News: 94% of patients who died from COVID-19 had complicating conditions, data confusion surrounding virus risk
The Centers for Disease Control and Prevention (CDC) recently updated their COVID-19 dashboard to include information about patient outcomes and comorbid conditions. While CDI professionals are well acquainted with the impact of comorbid conditions on patient severity of illness, risk of mortality, resource consumption, length of stay, and the like, the new data has caused a bit of a stir in the general American public.
Following a Twitter post by President Donald Trump containing an erroneous claim about COVID-19 mortality statistics released contained in the dashboard, many Americans are understandably confused as to what the CDC statistics actually mean for COVID-19 risk of mortality.
The CDC data states that (emphasis added), “For 6% of the deaths, COVID-19 was the only cause mentioned. For deaths with conditions or causes in addition to COVID-19, on average, there were 2.6 additional conditions or causes per death.”
Some people have expressed confusion over this statement following the president’s tweet, believing that only 6% of deaths attributed to COVID-19 were actually caused by the virus. This confusion has led to some reaching the conclusion that COVID-19 is far less dangerous than originally thought. However, the statistics actually show that of those who died due to COVID-19, the virus was the only cause of death 6% of the time. The other 94% of people who died from COVID-19 in the United States had other conditions that contributed to their death in addition to the virus.
This echoes information that public health officials have shared since the pandemic’s start that people with underlying health conditions are at higher risk of complications and death due to COVID-19. Such underlying health conditions include chronic lung problems, diabetes, obesity, cardiovascular disease, and renal disease, among others.

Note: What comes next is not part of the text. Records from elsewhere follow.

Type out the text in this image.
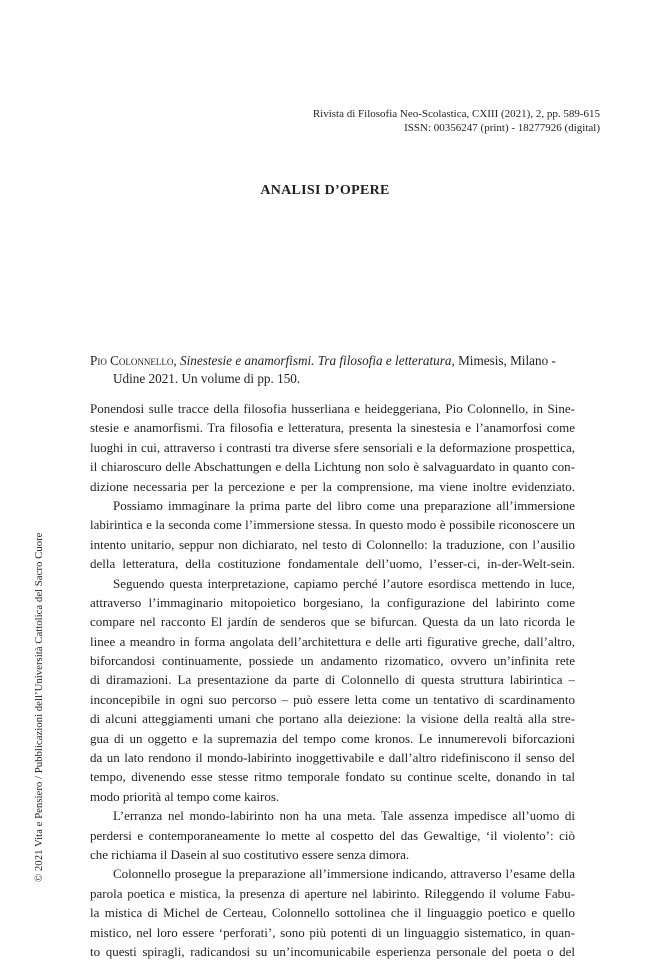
Rivista di Filosofia Neo-Scolastica, CXIII (2021), 2, pp. 589-615
ISSN: 00356247 (print) - 18277926 (digital)
ANALISI D’OPERE
Pio Colonnello, Sinestesie e anamorfismi. Tra filosofia e letteratura, Mimesis, Milano -
Udine 2021. Un volume di pp. 150.
Ponendosi sulle tracce della filosofia husserliana e heideggeriana, Pio Colonnello, in Sine-
stesie e anamorfismi. Tra filosofia e letteratura, presenta la sinestesia e l’anamorfosi come
luoghi in cui, attraverso i contrasti tra diverse sfere sensoriali e la deformazione prospettica,
il chiaroscuro delle Abschattungen e della Lichtung non solo è salvaguardato in quanto con-
dizione necessaria per la percezione e per la comprensione, ma viene inoltre evidenziato.
Possiamo immaginare la prima parte del libro come una preparazione all’immersione
labirintica e la seconda come l’immersione stessa. In questo modo è possibile riconoscere un
intento unitario, seppur non dichiarato, nel testo di Colonnello: la traduzione, con l’ausilio
della letteratura, della costituzione fondamentale dell’uomo, l’esser-ci, in-der-Welt-sein.
Seguendo questa interpretazione, capiamo perché l’autore esordisca mettendo in luce,
attraverso l’immaginario mitopoietico borgesiano, la configurazione del labirinto come
compare nel racconto El jardín de senderos que se bifurcan. Questa da un lato ricorda le
linee a meandro in forma angolata dell’architettura e delle arti figurative greche, dall’altro,
biforcandosi continuamente, possiede un andamento rizomatico, ovvero un’infinita rete
di diramazioni. La presentazione da parte di Colonnello di questa struttura labirintica –
inconcepibile in ogni suo percorso – può essere letta come un tentativo di scardinamento
di alcuni atteggiamenti umani che portano alla deiezione: la visione della realtà alla stre-
gua di un oggetto e la supremazia del tempo come kronos. Le innumerevoli biforcazioni
da un lato rendono il mondo-labirinto inoggettivabile e dall’altro ridefiniscono il senso del
tempo, divenendo esse stesse ritmo temporale fondato su continue scelte, donando in tal
modo priorità al tempo come kairos.
L’erranza nel mondo-labirinto non ha una meta. Tale assenza impedisce all’uomo di
perdersi e contemporaneamente lo mette al cospetto del das Gewaltige, ‘il violento’: ciò
che richiama il Dasein al suo costitutivo essere senza dimora.
Colonnello prosegue la preparazione all’immersione indicando, attraverso l’esame della
parola poetica e mistica, la presenza di aperture nel labirinto. Rileggendo il volume Fabu-
la mistica di Michel de Certeau, Colonnello sottolinea che il linguaggio poetico e quello
mistico, nel loro essere ‘perforati’, sono più potenti di un linguaggio sistematico, in quan-
to questi spiragli, radicandosi su un’incomunicabile esperienza personale del poeta o del
© 2021 Vita e Pensiero / Pubblicazioni dell’Università Cattolica del Sacro Cuore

As of August 22, there were 161,392 COVID-19 deaths in the United States. On the same date, there were also 167,432 respiratory disease comorbidities listed on death certificates such as pneumonia, respiratory arrest, and respiratory failure (keep in mind that death certificates could have COVID-19, pneumonia, and respiratory failure all as cause of death). There were 110,355 circulatory diseases listed as an additional cause of death, 14,053 listed sepsis, and 25,936 listed diabetes, according to the CDC.
The high instances of comorbidities and additional causes of death illustrate the complications associated with COVID-19 that can increase a patient’s risk of mortality. The 6% who had just COVID-19 as a cause of death, it can be assumed, had no other complications such as renal failure or respiratory arrest—though CDI professionals know that complicating conditions can go un- or under-documented. Of course, this points back to the importance of documenting all comorbidities and related conditions on a patient chart. Not only does CDI work ensure that the patient’s record is accurate and complete, but it also provides reliable data for public health initiatives during the pandemic.